The governments of 52 countries and concerned authorities presented their views on how multilateral organizations and other development agencies can relate to their country’s needs and their plans and cooperate with each other to increase efficiency and prevent recurrence while providing support for equitable recovery and resilience to health-related issues . SDGs. Progress is slow to meet the health-related SDG goals. The world was in chaos before the COVID-19 and many signs are not improving now. Therefore, the call for strong cooperation and coordination with the country’s needs is more important than ever.
“This report, while encouraging, shows that we all have more work to do to ensure that we work together to help countries achieve their goals, not what others plan for them,” said Dr Tedros Adhanom Ghebreyesus, WHO Director-General and Chair of the SDG3 Group. GAP Principals. “We have to listen to what the countries are telling us and take action.”
This data was collected as part of the evaluation of the SDG3 Global Action Plan (SDG3 GAP) and the preliminary results were included in the 2022 Progress report. The WHO that hosts the Secretariat of the SDG3 GAP released a short questionnaire to 75, mainly low and low-income countries and regions, during the first half of 2022. 52 countries (69%) responded, and the response was high. for low-middle income countries (75%) and low-income countries (86%).
Although international governments and relevant authorities provide a good overview of cooperation between many countries – as can be seen in the heat map below – a number of clear ideas to improve the way in which the developments are aligned with the needs of the country and coordinate between them were put forward in the extensive research and as open answers.
Concrete proposals for improving the way development agencies support countries are closely aligned with national needs, flexibility and transparency, easily managed financing systems and integrated financing.

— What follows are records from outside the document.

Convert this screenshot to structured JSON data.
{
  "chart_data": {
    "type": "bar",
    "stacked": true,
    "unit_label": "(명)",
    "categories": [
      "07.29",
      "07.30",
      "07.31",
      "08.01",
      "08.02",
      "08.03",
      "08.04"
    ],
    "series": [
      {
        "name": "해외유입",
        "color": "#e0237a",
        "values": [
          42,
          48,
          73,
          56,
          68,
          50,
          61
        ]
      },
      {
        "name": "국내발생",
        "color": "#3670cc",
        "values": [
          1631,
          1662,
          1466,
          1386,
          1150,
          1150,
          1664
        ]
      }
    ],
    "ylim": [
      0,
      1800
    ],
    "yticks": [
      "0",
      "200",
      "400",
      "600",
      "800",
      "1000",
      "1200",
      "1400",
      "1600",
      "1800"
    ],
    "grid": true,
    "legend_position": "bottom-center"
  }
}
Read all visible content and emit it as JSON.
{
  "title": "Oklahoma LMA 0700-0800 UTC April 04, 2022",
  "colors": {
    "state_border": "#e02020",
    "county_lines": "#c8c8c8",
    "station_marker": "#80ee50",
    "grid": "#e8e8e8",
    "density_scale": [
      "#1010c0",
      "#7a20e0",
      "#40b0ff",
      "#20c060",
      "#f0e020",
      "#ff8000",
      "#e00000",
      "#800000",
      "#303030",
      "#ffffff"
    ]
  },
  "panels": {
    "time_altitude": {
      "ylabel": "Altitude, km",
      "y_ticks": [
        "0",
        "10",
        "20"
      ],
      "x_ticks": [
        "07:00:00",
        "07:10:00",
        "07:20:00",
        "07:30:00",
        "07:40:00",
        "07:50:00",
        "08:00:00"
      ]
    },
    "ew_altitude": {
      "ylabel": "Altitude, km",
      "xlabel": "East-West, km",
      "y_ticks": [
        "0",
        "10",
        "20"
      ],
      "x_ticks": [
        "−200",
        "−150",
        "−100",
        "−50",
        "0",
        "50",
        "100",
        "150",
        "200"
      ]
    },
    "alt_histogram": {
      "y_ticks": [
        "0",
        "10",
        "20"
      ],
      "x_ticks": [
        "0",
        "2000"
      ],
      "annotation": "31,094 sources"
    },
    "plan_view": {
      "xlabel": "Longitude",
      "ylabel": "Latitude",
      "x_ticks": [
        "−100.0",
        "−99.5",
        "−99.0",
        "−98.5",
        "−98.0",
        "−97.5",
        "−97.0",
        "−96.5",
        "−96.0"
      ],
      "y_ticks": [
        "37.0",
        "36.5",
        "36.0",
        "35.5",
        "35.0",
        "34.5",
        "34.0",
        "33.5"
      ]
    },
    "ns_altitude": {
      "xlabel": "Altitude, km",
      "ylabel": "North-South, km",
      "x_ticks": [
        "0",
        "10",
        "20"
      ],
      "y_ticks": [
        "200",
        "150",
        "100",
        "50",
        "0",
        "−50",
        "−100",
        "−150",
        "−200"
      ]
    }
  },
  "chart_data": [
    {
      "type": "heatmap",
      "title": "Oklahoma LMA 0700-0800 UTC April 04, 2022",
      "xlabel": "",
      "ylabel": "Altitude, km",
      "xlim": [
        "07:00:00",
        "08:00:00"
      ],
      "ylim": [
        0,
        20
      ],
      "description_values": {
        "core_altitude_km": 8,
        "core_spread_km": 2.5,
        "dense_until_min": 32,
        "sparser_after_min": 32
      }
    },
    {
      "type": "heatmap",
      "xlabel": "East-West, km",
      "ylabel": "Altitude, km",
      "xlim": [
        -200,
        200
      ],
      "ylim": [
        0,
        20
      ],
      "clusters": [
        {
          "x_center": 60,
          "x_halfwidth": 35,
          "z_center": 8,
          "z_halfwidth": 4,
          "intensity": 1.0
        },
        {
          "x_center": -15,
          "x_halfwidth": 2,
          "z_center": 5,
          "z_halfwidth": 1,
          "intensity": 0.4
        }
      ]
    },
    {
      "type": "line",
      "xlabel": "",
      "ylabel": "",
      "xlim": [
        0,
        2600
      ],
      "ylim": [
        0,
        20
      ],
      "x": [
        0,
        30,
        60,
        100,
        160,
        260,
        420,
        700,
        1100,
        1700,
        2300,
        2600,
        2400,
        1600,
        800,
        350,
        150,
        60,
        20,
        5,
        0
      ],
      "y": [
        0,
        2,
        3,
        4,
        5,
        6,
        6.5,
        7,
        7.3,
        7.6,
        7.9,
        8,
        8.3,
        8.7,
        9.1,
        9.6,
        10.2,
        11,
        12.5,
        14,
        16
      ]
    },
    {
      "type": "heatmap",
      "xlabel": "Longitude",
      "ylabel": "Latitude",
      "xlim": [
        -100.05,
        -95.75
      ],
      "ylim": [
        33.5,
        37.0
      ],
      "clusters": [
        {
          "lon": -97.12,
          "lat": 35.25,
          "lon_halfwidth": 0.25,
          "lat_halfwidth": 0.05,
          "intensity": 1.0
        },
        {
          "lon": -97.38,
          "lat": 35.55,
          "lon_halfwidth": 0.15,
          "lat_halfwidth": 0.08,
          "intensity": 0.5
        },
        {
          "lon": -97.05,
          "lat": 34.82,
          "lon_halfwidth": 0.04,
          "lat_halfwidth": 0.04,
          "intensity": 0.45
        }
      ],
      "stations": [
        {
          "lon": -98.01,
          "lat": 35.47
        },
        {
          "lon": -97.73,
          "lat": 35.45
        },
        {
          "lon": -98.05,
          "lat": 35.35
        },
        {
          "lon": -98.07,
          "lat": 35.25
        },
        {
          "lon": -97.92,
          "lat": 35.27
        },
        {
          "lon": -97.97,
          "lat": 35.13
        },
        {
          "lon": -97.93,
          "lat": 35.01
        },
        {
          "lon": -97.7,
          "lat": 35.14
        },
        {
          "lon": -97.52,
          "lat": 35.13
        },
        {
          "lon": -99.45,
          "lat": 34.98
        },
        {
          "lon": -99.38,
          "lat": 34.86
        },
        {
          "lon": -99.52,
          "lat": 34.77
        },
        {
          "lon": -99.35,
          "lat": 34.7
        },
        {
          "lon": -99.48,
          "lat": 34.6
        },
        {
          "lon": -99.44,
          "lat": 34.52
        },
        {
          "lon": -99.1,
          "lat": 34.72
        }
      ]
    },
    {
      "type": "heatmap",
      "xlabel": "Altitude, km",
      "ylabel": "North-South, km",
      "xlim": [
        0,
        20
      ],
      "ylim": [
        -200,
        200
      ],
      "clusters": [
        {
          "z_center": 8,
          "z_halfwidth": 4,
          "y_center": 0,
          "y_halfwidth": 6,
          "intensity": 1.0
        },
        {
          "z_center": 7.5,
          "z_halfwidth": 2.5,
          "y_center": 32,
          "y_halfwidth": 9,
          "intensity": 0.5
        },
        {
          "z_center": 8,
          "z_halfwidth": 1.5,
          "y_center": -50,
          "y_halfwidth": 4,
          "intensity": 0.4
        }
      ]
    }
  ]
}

Other principles include strengthening planning and monitoring activities, strengthening the capacity of federal and state institutions, strengthening international cooperation with all organizations involved in development activities, revitalizing medical teams, establishing a national health management plan. strategies and similar strategies in the provinces and to strengthen the role of the Ministry of Health in coordinating and learning from the COVID-19 outbreak.
The direct and indirect effects of the epidemic, as well as food, security and climate crises have caused progress against the health-related SDGs to fall far short of the pace needed to achieve these goals. Acceleration is important and one of the ways to achieve this is strong cooperation between international organizations, using national strategies and taking into account the needs of the country and ideas for progress, which this data helps to identify and evaluate.
This data and tool was presented as a solution to strengthen the country’s voice and leadership at the 2022 Effective Development Cooperation Conference (12th – 14th December 2022) in Geneva.
The data collected through the questionnaires provides an important feedback loop and can be a tool to improve how organizations support countries. A key idea is to use the country teams of all GAP organizations to help improve cooperation in their countries. Read the full report here.
This table represents comments received from a senior representative in the Ministry of Health (or equivalent). These responses may not represent the views of others involved and may contain intentional bias.